Saúde mental

Com crise e pandemia, saúde mental decai na Venezuela

A pandemia se junta a uma recessão de oito anos em que a pobreza ganhou terreno, os salários foram diluídos como resultado da inflação galopante, a moeda local despencou e o dólar prevaleceu

Agência France-Presse
postado em 10/05/2021 14:43 / atualizado em 10/05/2021 14:44
 (crédito: JOSEP LAGO / AFP)
(crédito: JOSEP LAGO / AFP)

Durante uma crise em pleno confinamento, María Gabriela Tablera tentou cometer suicídio em sua casa na Venezuela, um país em colapso onde a saúde mental despencou com a segunda onda da covid-19.

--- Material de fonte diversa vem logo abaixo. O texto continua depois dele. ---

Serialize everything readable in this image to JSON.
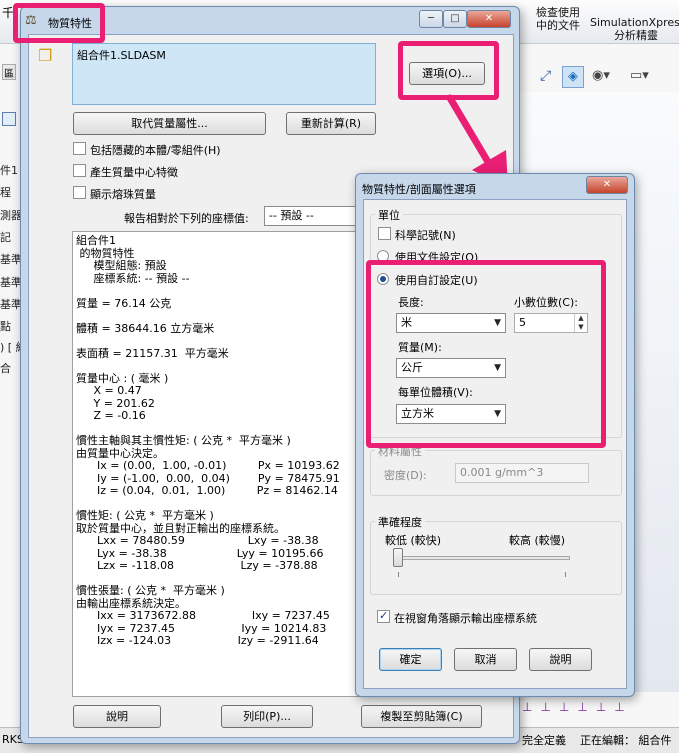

“Eu tentei tirar minha vida (...) porque eu realmente não queria viver”, lembra Tablera, uma estudante de cinema de 25 anos, que sofreu vários ataques de pânico desde a tentativa fracassada em agosto de 2020.

“Não poder sair, não poder seguir a rotina diária, deixa a cabeça deprimida e apodrecida”, continua. A máscara, diz ela, "a deixa ansiosa".

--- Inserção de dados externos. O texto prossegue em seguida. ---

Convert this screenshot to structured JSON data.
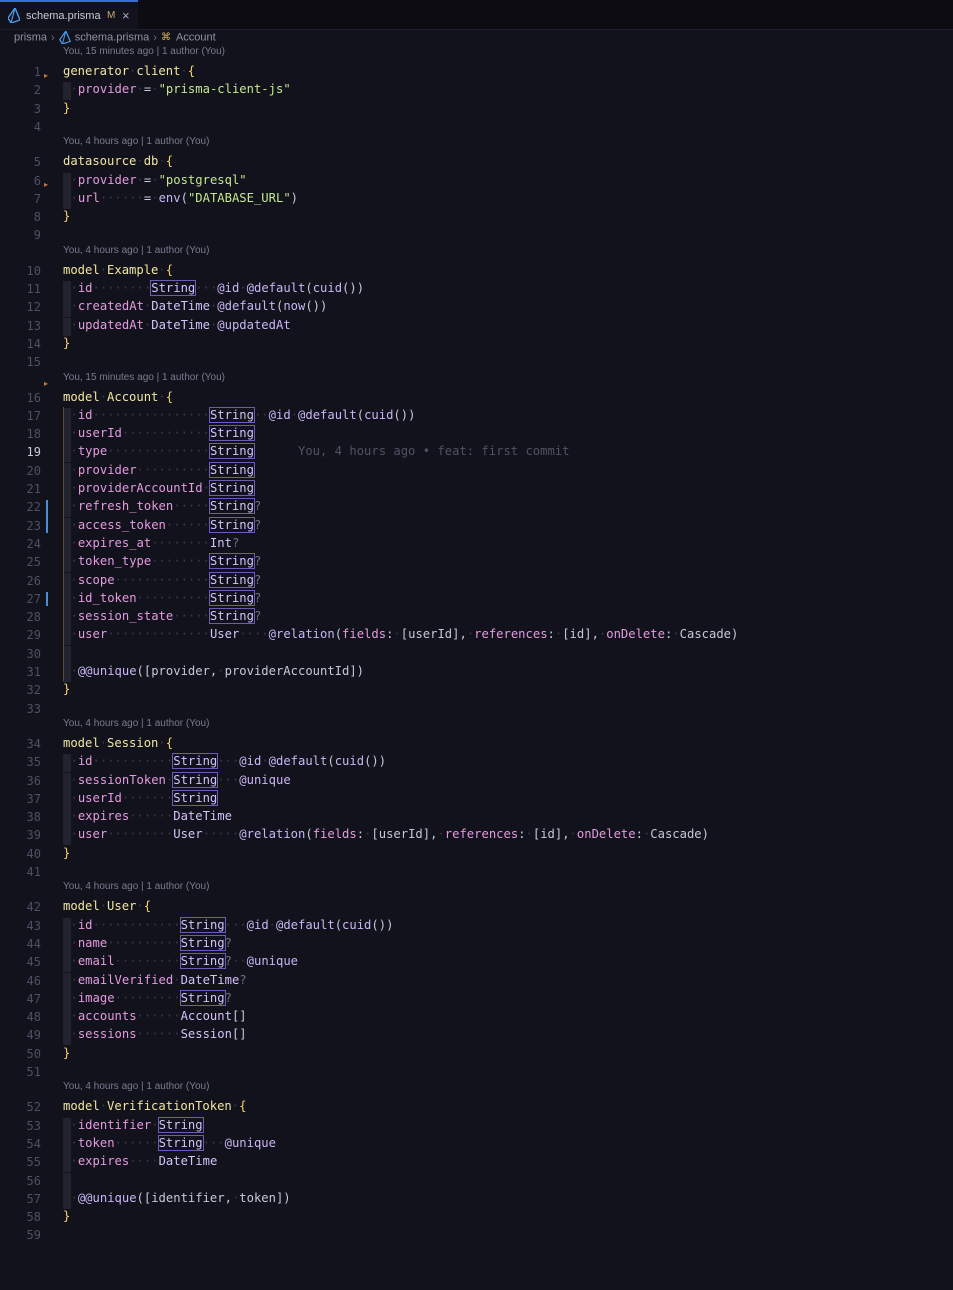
{
  "tab": {
    "filename": "schema.prisma",
    "status": "M",
    "close": "×"
  },
  "breadcrumb": {
    "folder": "prisma",
    "file": "schema.prisma",
    "symbol": "Account"
  },
  "ghost_blame": "You, 4 hours ago • feat: first commit",
  "rows": [
    {
      "t": "lens",
      "text": "You, 15 minutes ago | 1 author (You)"
    },
    {
      "t": "code",
      "n": 1,
      "html": "<span class='kw'>generator</span><span class='dot'>·</span><span class='kw'>client</span><span class='dot'>·</span><span class='br'>{</span>"
    },
    {
      "t": "code",
      "n": 2,
      "html": "<span class='indent'></span><span class='dot'>·</span><span class='prop'>provider</span><span class='dot'>·</span><span class='punc'>=</span><span class='dot'>·</span><span class='str'>\"prisma-client-js\"</span>"
    },
    {
      "t": "code",
      "n": 3,
      "html": "<span class='br'>}</span>"
    },
    {
      "t": "code",
      "n": 4,
      "html": ""
    },
    {
      "t": "lens",
      "text": "You, 4 hours ago | 1 author (You)"
    },
    {
      "t": "code",
      "n": 5,
      "html": "<span class='kw'>datasource</span><span class='dot'>·</span><span class='kw'>db</span><span class='dot'>·</span><span class='br'>{</span>"
    },
    {
      "t": "code",
      "n": 6,
      "html": "<span class='indent'></span><span class='dot'>·</span><span class='prop'>provider</span><span class='dot'>·</span><span class='punc'>=</span><span class='dot'>·</span><span class='str'>\"postgresql\"</span>"
    },
    {
      "t": "code",
      "n": 7,
      "html": "<span class='indent'></span><span class='dot'>·</span><span class='prop'>url</span><span class='dot'>······</span><span class='punc'>=</span><span class='dot'>·</span><span class='fn'>env</span><span class='punc'>(</span><span class='str'>\"DATABASE_URL\"</span><span class='punc'>)</span>"
    },
    {
      "t": "code",
      "n": 8,
      "html": "<span class='br'>}</span>"
    },
    {
      "t": "code",
      "n": 9,
      "html": ""
    },
    {
      "t": "lens",
      "text": "You, 4 hours ago | 1 author (You)"
    },
    {
      "t": "code",
      "n": 10,
      "html": "<span class='kw'>model</span><span class='dot'>·</span><span class='kw'>Example</span><span class='dot'>·</span><span class='br'>{</span>"
    },
    {
      "t": "code",
      "n": 11,
      "html": "<span class='indent'></span><span class='dot'>·</span><span class='prop'>id</span><span class='dot'>········</span><span class='type box'>String</span><span class='dot'>···</span><span class='attr'>@id</span><span class='dot'>·</span><span class='attr'>@default</span><span class='punc'>(</span><span class='fn'>cuid</span><span class='punc'>())</span>"
    },
    {
      "t": "code",
      "n": 12,
      "html": "<span class='indent'></span><span class='dot'>·</span><span class='prop'>createdAt</span><span class='dot'>·</span><span class='type'>DateTime</span><span class='dot'>·</span><span class='attr'>@default</span><span class='punc'>(</span><span class='fn'>now</span><span class='punc'>())</span>"
    },
    {
      "t": "code",
      "n": 13,
      "html": "<span class='indent'></span><span class='dot'>·</span><span class='prop'>updatedAt</span><span class='dot'>·</span><span class='type'>DateTime</span><span class='dot'>·</span><span class='attr'>@updatedAt</span>"
    },
    {
      "t": "code",
      "n": 14,
      "html": "<span class='br'>}</span>"
    },
    {
      "t": "code",
      "n": 15,
      "html": ""
    },
    {
      "t": "lens",
      "text": "You, 15 minutes ago | 1 author (You)"
    },
    {
      "t": "code",
      "n": 16,
      "html": "<span class='kw'>model</span><span class='dot'>·</span><span class='kw'>Account</span><span class='dot'>·</span><span class='br'>{</span>"
    },
    {
      "t": "code",
      "n": 17,
      "html": "<span class='indent'></span><span class='dot'>·</span><span class='prop'>id</span><span class='dot'>················</span><span class='type box'>String</span><span class='dot'>··</span><span class='attr'>@id</span><span class='dot'>·</span><span class='attr'>@default</span><span class='punc'>(</span><span class='fn'>cuid</span><span class='punc'>())</span>"
    },
    {
      "t": "code",
      "n": 18,
      "html": "<span class='indent'></span><span class='dot'>·</span><span class='prop'>userId</span><span class='dot'>············</span><span class='type box'>String</span>"
    },
    {
      "t": "code",
      "n": 19,
      "active": true,
      "ghost": true,
      "html": "<span class='indent'></span><span class='dot'>·</span><span class='prop'>type</span><span class='dot'>··············</span><span class='type box'>String</span><span class='ghost'>      </span>"
    },
    {
      "t": "code",
      "n": 20,
      "html": "<span class='indent'></span><span class='dot'>·</span><span class='prop'>provider</span><span class='dot'>··········</span><span class='type box'>String</span>"
    },
    {
      "t": "code",
      "n": 21,
      "html": "<span class='indent'></span><span class='dot'>·</span><span class='prop'>providerAccountId</span><span class='dot'>·</span><span class='type box'>String</span>"
    },
    {
      "t": "code",
      "n": 22,
      "html": "<span class='indent'></span><span class='dot'>·</span><span class='prop'>refresh_token</span><span class='dot'>·····</span><span class='type box'>String</span><span class='opt'>?</span>"
    },
    {
      "t": "code",
      "n": 23,
      "html": "<span class='indent'></span><span class='dot'>·</span><span class='prop'>access_token</span><span class='dot'>······</span><span class='type box'>String</span><span class='opt'>?</span>"
    },
    {
      "t": "code",
      "n": 24,
      "html": "<span class='indent'></span><span class='dot'>·</span><span class='prop'>expires_at</span><span class='dot'>········</span><span class='type'>Int</span><span class='opt'>?</span>"
    },
    {
      "t": "code",
      "n": 25,
      "html": "<span class='indent'></span><span class='dot'>·</span><span class='prop'>token_type</span><span class='dot'>········</span><span class='type box'>String</span><span class='opt'>?</span>"
    },
    {
      "t": "code",
      "n": 26,
      "html": "<span class='indent'></span><span class='dot'>·</span><span class='prop'>scope</span><span class='dot'>·············</span><span class='type box'>String</span><span class='opt'>?</span>"
    },
    {
      "t": "code",
      "n": 27,
      "html": "<span class='indent'></span><span class='dot'>·</span><span class='prop'>id_token</span><span class='dot'>··········</span><span class='type box'>String</span><span class='opt'>?</span>"
    },
    {
      "t": "code",
      "n": 28,
      "html": "<span class='indent'></span><span class='dot'>·</span><span class='prop'>session_state</span><span class='dot'>·····</span><span class='type box'>String</span><span class='opt'>?</span>"
    },
    {
      "t": "code",
      "n": 29,
      "html": "<span class='indent'></span><span class='dot'>·</span><span class='prop'>user</span><span class='dot'>··············</span><span class='type'>User</span><span class='dot'>····</span><span class='attr'>@relation</span><span class='punc'>(</span><span class='key'>fields</span><span class='punc'>:</span><span class='dot'>·</span><span class='punc'>[userId],</span><span class='dot'>·</span><span class='key'>references</span><span class='punc'>:</span><span class='dot'>·</span><span class='punc'>[id],</span><span class='dot'>·</span><span class='key'>onDelete</span><span class='punc'>:</span><span class='dot'>·</span><span class='punc'>Cascade)</span>"
    },
    {
      "t": "code",
      "n": 30,
      "html": "<span class='indent'></span>"
    },
    {
      "t": "code",
      "n": 31,
      "html": "<span class='indent'></span><span class='dot'>·</span><span class='attr'>@@unique</span><span class='punc'>([provider,</span><span class='dot'>·</span><span class='punc'>providerAccountId])</span>"
    },
    {
      "t": "code",
      "n": 32,
      "html": "<span class='br'>}</span>"
    },
    {
      "t": "code",
      "n": 33,
      "html": ""
    },
    {
      "t": "lens",
      "text": "You, 4 hours ago | 1 author (You)"
    },
    {
      "t": "code",
      "n": 34,
      "html": "<span class='kw'>model</span><span class='dot'>·</span><span class='kw'>Session</span><span class='dot'>·</span><span class='br'>{</span>"
    },
    {
      "t": "code",
      "n": 35,
      "html": "<span class='indent'></span><span class='dot'>·</span><span class='prop'>id</span><span class='dot'>···········</span><span class='type box'>String</span><span class='dot'>···</span><span class='attr'>@id</span><span class='dot'>·</span><span class='attr'>@default</span><span class='punc'>(</span><span class='fn'>cuid</span><span class='punc'>())</span>"
    },
    {
      "t": "code",
      "n": 36,
      "html": "<span class='indent'></span><span class='dot'>·</span><span class='prop'>sessionToken</span><span class='dot'>·</span><span class='type box'>String</span><span class='dot'>···</span><span class='attr'>@unique</span>"
    },
    {
      "t": "code",
      "n": 37,
      "html": "<span class='indent'></span><span class='dot'>·</span><span class='prop'>userId</span><span class='dot'>·······</span><span class='type box'>String</span>"
    },
    {
      "t": "code",
      "n": 38,
      "html": "<span class='indent'></span><span class='dot'>·</span><span class='prop'>expires</span><span class='dot'>······</span><span class='type'>DateTime</span>"
    },
    {
      "t": "code",
      "n": 39,
      "html": "<span class='indent'></span><span class='dot'>·</span><span class='prop'>user</span><span class='dot'>·········</span><span class='type'>User</span><span class='dot'>·····</span><span class='attr'>@relation</span><span class='punc'>(</span><span class='key'>fields</span><span class='punc'>:</span><span class='dot'>·</span><span class='punc'>[userId],</span><span class='dot'>·</span><span class='key'>references</span><span class='punc'>:</span><span class='dot'>·</span><span class='punc'>[id],</span><span class='dot'>·</span><span class='key'>onDelete</span><span class='punc'>:</span><span class='dot'>·</span><span class='punc'>Cascade)</span>"
    },
    {
      "t": "code",
      "n": 40,
      "html": "<span class='br'>}</span>"
    },
    {
      "t": "code",
      "n": 41,
      "html": ""
    },
    {
      "t": "lens",
      "text": "You, 4 hours ago | 1 author (You)"
    },
    {
      "t": "code",
      "n": 42,
      "html": "<span class='kw'>model</span><span class='dot'>·</span><span class='kw'>User</span><span class='dot'>·</span><span class='br'>{</span>"
    },
    {
      "t": "code",
      "n": 43,
      "html": "<span class='indent'></span><span class='dot'>·</span><span class='prop'>id</span><span class='dot'>············</span><span class='type box'>String</span><span class='dot'>···</span><span class='attr'>@id</span><span class='dot'>·</span><span class='attr'>@default</span><span class='punc'>(</span><span class='fn'>cuid</span><span class='punc'>())</span>"
    },
    {
      "t": "code",
      "n": 44,
      "html": "<span class='indent'></span><span class='dot'>·</span><span class='prop'>name</span><span class='dot'>··········</span><span class='type box'>String</span><span class='opt'>?</span>"
    },
    {
      "t": "code",
      "n": 45,
      "html": "<span class='indent'></span><span class='dot'>·</span><span class='prop'>email</span><span class='dot'>·········</span><span class='type box'>String</span><span class='opt'>?</span><span class='dot'>··</span><span class='attr'>@unique</span>"
    },
    {
      "t": "code",
      "n": 46,
      "html": "<span class='indent'></span><span class='dot'>·</span><span class='prop'>emailVerified</span><span class='dot'>·</span><span class='type'>DateTime</span><span class='opt'>?</span>"
    },
    {
      "t": "code",
      "n": 47,
      "html": "<span class='indent'></span><span class='dot'>·</span><span class='prop'>image</span><span class='dot'>·········</span><span class='type box'>String</span><span class='opt'>?</span>"
    },
    {
      "t": "code",
      "n": 48,
      "html": "<span class='indent'></span><span class='dot'>·</span><span class='prop'>accounts</span><span class='dot'>······</span><span class='type'>Account</span><span class='punc'>[]</span>"
    },
    {
      "t": "code",
      "n": 49,
      "html": "<span class='indent'></span><span class='dot'>·</span><span class='prop'>sessions</span><span class='dot'>······</span><span class='type'>Session</span><span class='punc'>[]</span>"
    },
    {
      "t": "code",
      "n": 50,
      "html": "<span class='br'>}</span>"
    },
    {
      "t": "code",
      "n": 51,
      "html": ""
    },
    {
      "t": "lens",
      "text": "You, 4 hours ago | 1 author (You)"
    },
    {
      "t": "code",
      "n": 52,
      "html": "<span class='kw'>model</span><span class='dot'>·</span><span class='kw'>VerificationToken</span><span class='dot'>·</span><span class='br'>{</span>"
    },
    {
      "t": "code",
      "n": 53,
      "html": "<span class='indent'></span><span class='dot'>·</span><span class='prop'>identifier</span><span class='dot'>·</span><span class='type box'>String</span>"
    },
    {
      "t": "code",
      "n": 54,
      "html": "<span class='indent'></span><span class='dot'>·</span><span class='prop'>token</span><span class='dot'>······</span><span class='type box'>String</span><span class='dot'>···</span><span class='attr'>@unique</span>"
    },
    {
      "t": "code",
      "n": 55,
      "html": "<span class='indent'></span><span class='dot'>·</span><span class='prop'>expires</span><span class='dot'>····</span><span class='type'>DateTime</span>"
    },
    {
      "t": "code",
      "n": 56,
      "html": "<span class='indent'></span>"
    },
    {
      "t": "code",
      "n": 57,
      "html": "<span class='indent'></span><span class='dot'>·</span><span class='attr'>@@unique</span><span class='punc'>([identifier,</span><span class='dot'>·</span><span class='punc'>token])</span>"
    },
    {
      "t": "code",
      "n": 58,
      "html": "<span class='br'>}</span>"
    },
    {
      "t": "code",
      "n": 59,
      "html": ""
    }
  ]
}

A pandemia se junta a uma recessão de oito anos em que a pobreza ganhou terreno, os salários foram diluídos como resultado da inflação galopante, a moeda local despencou e o dólar prevaleceu.

A crise alimenta os desequilíbrios mentais que surgem com a covid-19, criando um "terreno fértil" que, para muitos, é "a gota d'água", explica Juan Carlos Canga, presidente da Federação de Psicólogos da Venezuela (FPV).

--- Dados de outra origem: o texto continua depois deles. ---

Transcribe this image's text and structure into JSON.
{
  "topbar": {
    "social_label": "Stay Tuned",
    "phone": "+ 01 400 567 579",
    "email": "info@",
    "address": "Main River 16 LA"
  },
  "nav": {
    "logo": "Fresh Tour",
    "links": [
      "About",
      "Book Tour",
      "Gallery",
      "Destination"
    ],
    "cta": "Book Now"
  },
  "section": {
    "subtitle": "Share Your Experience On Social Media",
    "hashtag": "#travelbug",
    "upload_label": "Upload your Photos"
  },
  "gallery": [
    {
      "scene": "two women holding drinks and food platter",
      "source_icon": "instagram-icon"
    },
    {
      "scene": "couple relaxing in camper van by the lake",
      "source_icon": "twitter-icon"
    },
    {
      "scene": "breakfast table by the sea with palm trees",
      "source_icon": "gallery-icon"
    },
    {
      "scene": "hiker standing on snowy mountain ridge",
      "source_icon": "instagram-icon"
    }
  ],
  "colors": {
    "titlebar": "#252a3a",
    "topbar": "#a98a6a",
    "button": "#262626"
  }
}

A Venezuela, com uma população de 30 milhões, registra pouco mais de 200.000 infecções e 2.200 mortes, embora organizações como a Human Rights Watch considerem que os balanços oficiais escondem um subregistro.

Como no resto do mundo, “aumentaram os níveis de ansiedade, angústia, tristeza e depressão”, destaca Canga.

Em agosto, a Organização Pan-Americana da Saúde (OPAS) alertou sobre uma "crise de saúde mental" sem precedentes no continente americano em decorrência do isolamento devido à pandemia, e em novembro alertou que seus efeitos provavelmente "persistirão" assim que o vírus seja controlado.

Três suicídios diários

O governo venezuelano mantém uma quarentena que intercala uma semana "radical", quando só podem abrir lojas essenciais, com uma "flexível", que permite que as pessoas saiam sem maiores restrições.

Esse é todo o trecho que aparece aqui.